Concernant les taux de germination, la nouvelle réglementation libère les acteurs des normes "légales" antérieures. Les opérateurs comme Kokopelli affichent déjà des taux largement supérieurs aux normes réglementaires, qui sont considérées comme trop basses et ne protègent pas réellement les agriculteurs ou les jardiniers. L'absence de réglementation sur ce point encourage la transparence sur la qualité des semences.

Schéma des acteurs de la filière semencière et leurs interactions

Gestion des Litiges et Infractions

Le contrat de multiplication des semences constitue la base de la relation entre l’agriculteur-multiplicateur et l’établissement semencier. Il doit être déclaré à SEMAE (ex GNIS), et tout litige doit être soumis à l’avis de la Commission interprofessionnelle de conciliation de la Section de SEMAE concernée avant toute instance judiciaire. Un accord interprofessionnel régit les relations contractuelles entre les établissements et les agriculteurs, prenant la forme d'une convention-type cadre et de neuf annexes spécifiques détaillant les dispositions complémentaires applicables aux différentes espèces.

Zones Protégées et Interprofessionnelles

Le code rural permet la création par arrêté de zones protégées pour prévenir l’altération des semences ou plants des espèces se reproduisant par fécondation croisée ou susceptibles d’être gravement affectées par des attaques parasitaires. De telles zones ont été créées pour la production de semences de maïs, de tournesol et de betteraves industrielles, ainsi que pour le chanvre, le haricot et diverses potagères.

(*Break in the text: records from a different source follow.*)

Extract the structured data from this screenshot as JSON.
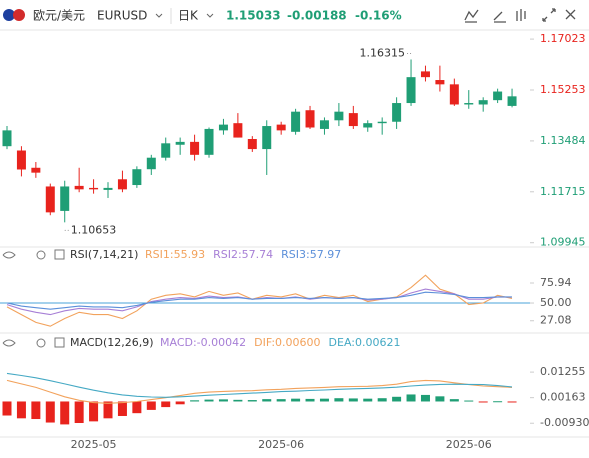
{
  "header": {
    "symbol": "欧元/美元",
    "code": "EURUSD",
    "period": "日K",
    "price": "1.15033",
    "change": "-0.00188",
    "change_pct": "-0.16%"
  },
  "chart_data": [
    {
      "type": "candlestick",
      "categories": [
        null,
        null,
        null,
        null,
        null,
        null,
        "2025-05",
        null,
        null,
        null,
        null,
        null,
        null,
        null,
        null,
        null,
        null,
        null,
        null,
        "2025-06",
        null,
        null,
        null,
        null,
        null,
        null,
        null,
        null,
        null,
        null,
        null,
        null,
        "2025-06",
        null,
        null,
        null
      ],
      "open": [
        1.133,
        1.1315,
        1.1255,
        1.119,
        1.1105,
        1.1192,
        1.1185,
        1.1178,
        1.1215,
        1.1195,
        1.125,
        1.129,
        1.1335,
        1.1345,
        1.13,
        1.1385,
        1.141,
        1.1355,
        1.132,
        1.1405,
        1.138,
        1.1455,
        1.139,
        1.142,
        1.1445,
        1.1395,
        1.141,
        1.1415,
        1.148,
        1.159,
        1.156,
        1.1545,
        1.1475,
        1.1475,
        1.149,
        1.147
      ],
      "high": [
        1.14,
        1.133,
        1.1275,
        1.12,
        1.121,
        1.1255,
        1.1215,
        1.1205,
        1.1245,
        1.126,
        1.13,
        1.136,
        1.136,
        1.137,
        1.1395,
        1.1425,
        1.1445,
        1.1365,
        1.142,
        1.1415,
        1.146,
        1.147,
        1.143,
        1.148,
        1.147,
        1.142,
        1.143,
        1.15,
        1.16315,
        1.161,
        1.161,
        1.1565,
        1.1525,
        1.15,
        1.153,
        1.153
      ],
      "low": [
        1.132,
        1.1225,
        1.122,
        1.109,
        1.10653,
        1.117,
        1.1165,
        1.115,
        1.117,
        1.1185,
        1.123,
        1.128,
        1.13,
        1.128,
        1.129,
        1.137,
        1.136,
        1.131,
        1.123,
        1.137,
        1.137,
        1.139,
        1.137,
        1.14,
        1.139,
        1.138,
        1.137,
        1.139,
        1.147,
        1.1555,
        1.152,
        1.147,
        1.146,
        1.145,
        1.148,
        1.1465
      ],
      "close": [
        1.1385,
        1.1249,
        1.1238,
        1.11,
        1.119,
        1.118,
        1.118,
        1.1185,
        1.118,
        1.125,
        1.129,
        1.134,
        1.1345,
        1.13,
        1.139,
        1.1405,
        1.136,
        1.132,
        1.14,
        1.1385,
        1.145,
        1.1395,
        1.142,
        1.145,
        1.14,
        1.141,
        1.1415,
        1.148,
        1.157,
        1.157,
        1.1545,
        1.1475,
        1.148,
        1.149,
        1.152,
        1.15033
      ],
      "up_color": "#1f9e75",
      "down_color": "#e8231d",
      "annotations": [
        "1.16315",
        "1.10653"
      ],
      "ylim": [
        1.099,
        1.172
      ],
      "yticks": [
        1.09945,
        1.11715,
        1.13484,
        1.15253,
        1.17023
      ]
    },
    {
      "type": "line",
      "title": "RSI(7,14,21)",
      "series": [
        {
          "name": "RSI1:55.93",
          "color": "#f2a25c",
          "values": [
            45,
            35,
            25,
            20,
            30,
            38,
            35,
            35,
            30,
            40,
            55,
            60,
            62,
            58,
            65,
            60,
            63,
            55,
            60,
            58,
            62,
            55,
            60,
            57,
            60,
            52,
            55,
            58,
            70,
            86,
            68,
            62,
            48,
            50,
            60,
            55.93
          ]
        },
        {
          "name": "RSI2:57.74",
          "color": "#a77fd6",
          "values": [
            48,
            42,
            38,
            35,
            40,
            43,
            42,
            42,
            40,
            45,
            52,
            55,
            57,
            56,
            59,
            57,
            58,
            55,
            57,
            56,
            58,
            55,
            57,
            56,
            57,
            54,
            55,
            57,
            63,
            68,
            65,
            62,
            55,
            55,
            58,
            57.74
          ]
        },
        {
          "name": "RSI3:57.97",
          "color": "#5b8fd9",
          "values": [
            50,
            46,
            44,
            42,
            44,
            46,
            45,
            45,
            44,
            47,
            51,
            53,
            55,
            55,
            57,
            56,
            57,
            55,
            56,
            56,
            57,
            56,
            57,
            56,
            57,
            55,
            56,
            57,
            60,
            64,
            63,
            61,
            57,
            57,
            58,
            57.97
          ]
        }
      ],
      "ylim": [
        15.1,
        103.1
      ],
      "yticks": [
        27.08,
        {
          "value": 50,
          "label": "50.00"
        },
        75.94
      ]
    },
    {
      "type": "macd",
      "title": "MACD(12,26,9)",
      "series": [
        {
          "name": "MACD:-0.00042",
          "color": "#a77fd6",
          "values": [
            -0.006,
            -0.0072,
            -0.0075,
            -0.009,
            -0.0098,
            -0.0092,
            -0.0085,
            -0.0072,
            -0.0062,
            -0.005,
            -0.0036,
            -0.0024,
            -0.0012,
            0.0005,
            0.0008,
            0.0009,
            0.0007,
            0.0006,
            0.001,
            0.001,
            0.0012,
            0.0011,
            0.0012,
            0.0014,
            0.0013,
            0.0012,
            0.0014,
            0.002,
            0.003,
            0.0028,
            0.0022,
            0.001,
            0.0004,
            -0.0002,
            0.0001,
            -0.00042
          ]
        },
        {
          "name": "DIF:0.00600",
          "color": "#f2a25c",
          "values": [
            0.009,
            0.0075,
            0.006,
            0.004,
            0.002,
            0.0005,
            -0.0005,
            -0.0008,
            -0.0005,
            0.0,
            0.0008,
            0.0016,
            0.0025,
            0.0035,
            0.004,
            0.0043,
            0.0045,
            0.0046,
            0.005,
            0.0052,
            0.0056,
            0.0058,
            0.006,
            0.0063,
            0.0064,
            0.0065,
            0.0068,
            0.0074,
            0.0085,
            0.009,
            0.0088,
            0.008,
            0.0072,
            0.0066,
            0.0063,
            0.006
          ]
        },
        {
          "name": "DEA:0.00621",
          "color": "#45a9c4",
          "values": [
            0.012,
            0.0111,
            0.0101,
            0.0089,
            0.0075,
            0.0061,
            0.0048,
            0.0037,
            0.0028,
            0.0022,
            0.0019,
            0.0018,
            0.002,
            0.0023,
            0.0027,
            0.003,
            0.0033,
            0.0036,
            0.0039,
            0.0042,
            0.0044,
            0.0047,
            0.0049,
            0.0052,
            0.0054,
            0.0056,
            0.0058,
            0.0061,
            0.0066,
            0.007,
            0.0073,
            0.0074,
            0.0073,
            0.0072,
            0.0068,
            0.00621
          ]
        }
      ],
      "up_color": "#1f9e75",
      "down_color": "#e8231d",
      "ylim": [
        -0.0139,
        0.022
      ],
      "yticks": [
        {
          "value": -0.0093,
          "label": "-0.00930"
        },
        0.00163,
        0.01255
      ]
    }
  ]
}
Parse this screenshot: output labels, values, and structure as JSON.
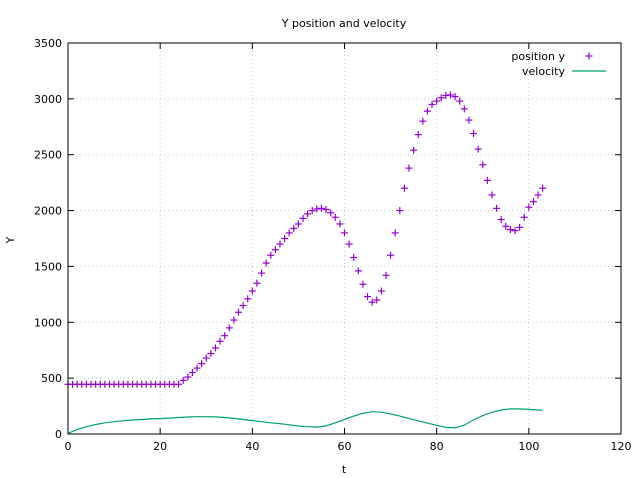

Par ailleurs, il existe des secteurs géographiques déterminés par des accords interprofessionnels pour fixer des règles de gestion spécifiques, notamment pour les semences potagères et de betteraves. Par exemple, la Section potagères et florales de SEMAE a rendu obligatoire la cartographie des parcelles de multiplication de semences pour la gestion des isolements sur la France entière.

En conclusion, les récentes évolutions législatives et réglementaires ne modifient pas fondamentalement les pratiques des associations militantes comme Kokopelli, qui opèrent depuis des décennies avec des semences libres. Cependant, pour le paysage global de l’agriculture biologique et de la biodiversité cultivée, ces changements sont conséquents et entraînent une redistribution radicale des cartes agricoles. Le défi est désormais de s'assurer que ces avancées bénéficient réellement aux agriculteurs et à la préservation de la biodiversité, sans céder aux pressions de l'agro-industrie. La vigilance reste de mise face aux opportunistes, et le flambeau de la désobéissance civile, comme l'ont montré des décennies de lutte, a su tenir à distance les parasites visqueux et opportunistes.